To this list, the U.S.-CERT alert adds: “Use application whitelisting to help prevent malicious software and unapproved programs from running … Application whitelisting allows only specified programs to run, while blocking all others, including malicious software.”

Don’t get too “democratic” with BYOD

Hogan emphasizes the absolute need to place the strongest possible end-point security systems on office computers and mobile devices used for work.

“You might want to consider restricting access to corporate systems and data only to corporate-provided devices,” he says, which means prohibiting employees from using their own devices to access corporate files and systems.

Other things to do, says Hogan, involve strong data backup procedures, and assessing vulnerabilities.
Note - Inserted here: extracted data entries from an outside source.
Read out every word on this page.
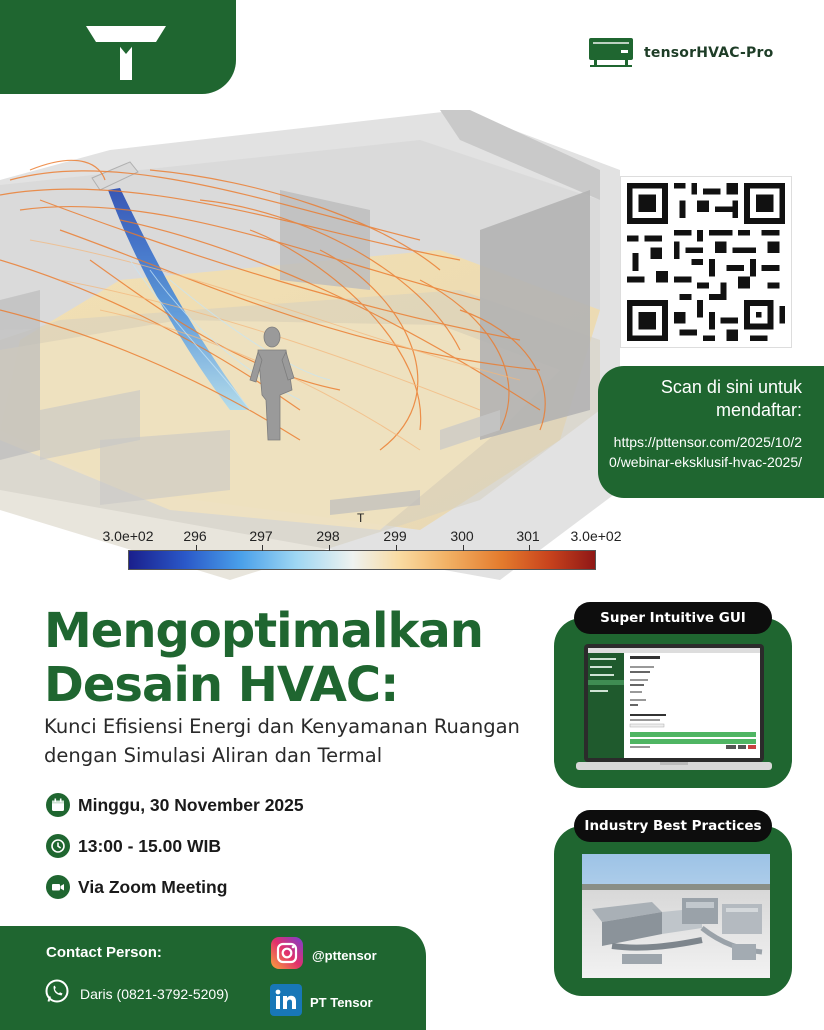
tensorHVAC-Pro
Scan di sini untuk mendaftar:
https://pttensor.com/2025/10/20/webinar-eksklusif-hvac-2025/
T
3.0e+02 296	297	298	299	300	301 3.0e+02
Mengoptimalkan Desain HVAC:
Kunci Efisiensi Energi dan Kenyamanan Ruangan dengan Simulasi Aliran dan Termal
Minggu, 30 November 2025
13:00 - 15.00 WIB
Via Zoom Meeting
Contact Person:
Daris (0821-3792-5209)
@pttensor
PT Tensor
Super Intuitive GUI
Industry Best Practices
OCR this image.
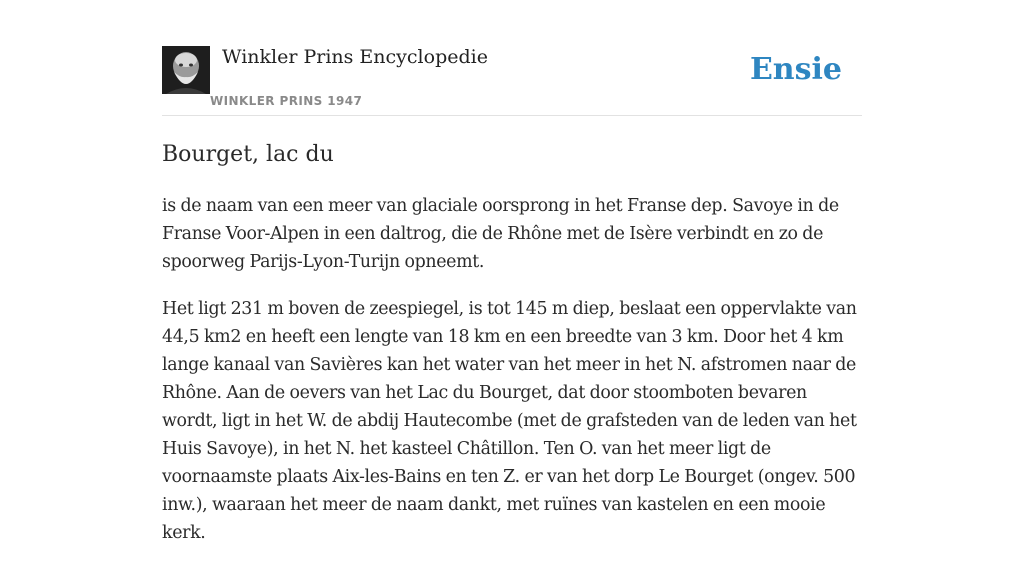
Winkler Prins Encyclopedie
WINKLER PRINS 1947
Ensie
Bourget, lac du

is de naam van een meer van glaciale oorsprong in het Franse dep. Savoye in de Franse Voor-Alpen in een daltrog, die de Rhône met de Isère verbindt en zo de spoorweg Parijs-Lyon-Turijn opneemt.

Het ligt 231 m boven de zeespiegel, is tot 145 m diep, beslaat een oppervlakte van 44,5 km2 en heeft een lengte van 18 km en een breedte van 3 km. Door het 4 km lange kanaal van Savières kan het water van het meer in het N. afstromen naar de Rhône. Aan de oevers van het Lac du Bourget, dat door stoomboten bevaren wordt, ligt in het W. de abdij Hautecombe (met de grafsteden van de leden van het Huis Savoye), in het N. het kasteel Châtillon. Ten O. van het meer ligt de voornaamste plaats Aix-les-Bains en ten Z. er van het dorp Le Bourget (ongev. 500 inw.), waaraan het meer de naam dankt, met ruïnes van kastelen en een mooie kerk.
For backup, he recommends a 3-2-1 approach: Three copies, in two different media, and one alternate location.

For assessment—done well in advance of any attack—Hogan recommends consulting with a security-specific provider “to look at systems and to understand all of the different areas of vulnerability, depending on what systems are running, and who has access to them.”

People can be weakness—or strong point

Also high on the list of preventive measures, he says, is training and awareness. “So much of this involves the human factor,” he says.

“Don’t open emails from odd sources. Don’t open spam. Never click on attachments that look suspicious. Don’t go to nefarious sites,” Hogan says.

But things can happen, he admits.

“Training is never foolproof. People make mistakes. People get lazy. People work long hours and they simply let down their guard,” he says.

Plan for the worst

What happens when a bank does get victimized? It isn’t pretty, Hogan admits.

The best suggestion he has is: Have a plan in place, documented, and easily accessible to the people who need to take action.

Aspects of the plan will vary from bank to bank—but should be constructed with the help of security firms that know the latest threat avenues, trends, how ransomware morphs, and what can be done given the latest circumstances.

Nevertheless, the message is clear. As Hogan says, “Prevention really should be the priority strategy that banks should be seeking.”